In this tutorial we are going to learn about WHAT IS PCB TRACE ANTENA ?
A board is vulnerable to radiated interference because the pattern of traces & component leads form antennas. Common wires & PCB traces have inductance that varies between 6 & 12 nH per centimeter.
For frequencies above 100 kHz, most PCB traces are inductive–not resistive.For rule of thumb for antennas is that they begin to couple significant energy at about 1/20 of the
wavelength of the received signal. Therefore, 10 cm trace will begin to be a fairly good antenna at frequencies above 150 MHz. Remember that although a clock generator on a digital PCB may not be operate on frequency as high as 150 MHz, it approximates a square wave. Square waves will have harmonics throughout a frequency range where PCB conductors become efficient antennas.
A loop can also form an antenna. Without realizing it, most digital designers are familiar with loop antenna theory. Some designers that would never think of making a loop with a high-speed clock or reset signal, however, will turn right around & create a loop by the technique they use to layout the analog section of the board. Loop antennas constructed for loops of wire are easy to visualize.

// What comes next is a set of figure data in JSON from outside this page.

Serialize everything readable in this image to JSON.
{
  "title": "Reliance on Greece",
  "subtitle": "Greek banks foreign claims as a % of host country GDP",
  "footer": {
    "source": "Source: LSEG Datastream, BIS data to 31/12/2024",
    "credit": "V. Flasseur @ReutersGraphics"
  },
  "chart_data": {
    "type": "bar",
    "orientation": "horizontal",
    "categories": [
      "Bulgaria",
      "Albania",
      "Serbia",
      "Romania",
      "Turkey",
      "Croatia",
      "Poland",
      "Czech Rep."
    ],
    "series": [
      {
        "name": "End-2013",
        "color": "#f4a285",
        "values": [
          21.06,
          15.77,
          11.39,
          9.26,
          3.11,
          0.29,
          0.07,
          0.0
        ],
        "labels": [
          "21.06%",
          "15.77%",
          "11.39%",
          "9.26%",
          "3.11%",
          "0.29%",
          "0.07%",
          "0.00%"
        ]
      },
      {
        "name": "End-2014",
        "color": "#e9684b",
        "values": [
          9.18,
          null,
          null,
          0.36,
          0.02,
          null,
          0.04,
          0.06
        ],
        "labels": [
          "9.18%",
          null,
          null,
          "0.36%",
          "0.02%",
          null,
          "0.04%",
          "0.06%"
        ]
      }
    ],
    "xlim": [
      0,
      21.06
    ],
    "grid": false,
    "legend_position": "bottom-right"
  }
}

Slot antennas are harder to visualize, but just as efficient. Consider the three cases illustrated in figure:
Version “A” is a bad design. It does not utilize an analog GND plane at all. A loop is formed by the GND & signal traces. An electric field “E” & perpendicular magnetic field “H” are created, & form the basis of a loop antenna.
Version “B” is a better design, but there is intrusion into the GND plane, presumably to make room for a signal trace. A smaller slot antenna is formed by the difference in pathways between signal and return.
Version “C” is the best design. Signal & return are coincident with each other, eliminating loop antenna effects completely. Note that there are cutouts for the IC’s, but they are located away from the return path for the signal. When a PCB trace turns a corner at a 90o, a reflection can occur. This is primarily due to the change of width of the trace. At the apex of the turn, the trace width is increased to 1.414 times its normal width.This upsets the transmission line characteristics, especially the distributed capacitance & self-inductance of the trace – resulting in the reflection. this is a given that not all PCB traces can be straight. Some will have to turn corners. Most CAD systems give some rounding effect on the trace – sharp 90o traces are a relic of the “tape-up” days of PCB layout. The rounding effects of CAD programs, however, still don’t maintain constant width as the trace round the corner. Next Figure shows progressively better techniques of rounding corners. Only the last example maintains constant trace width & minimizes reflections.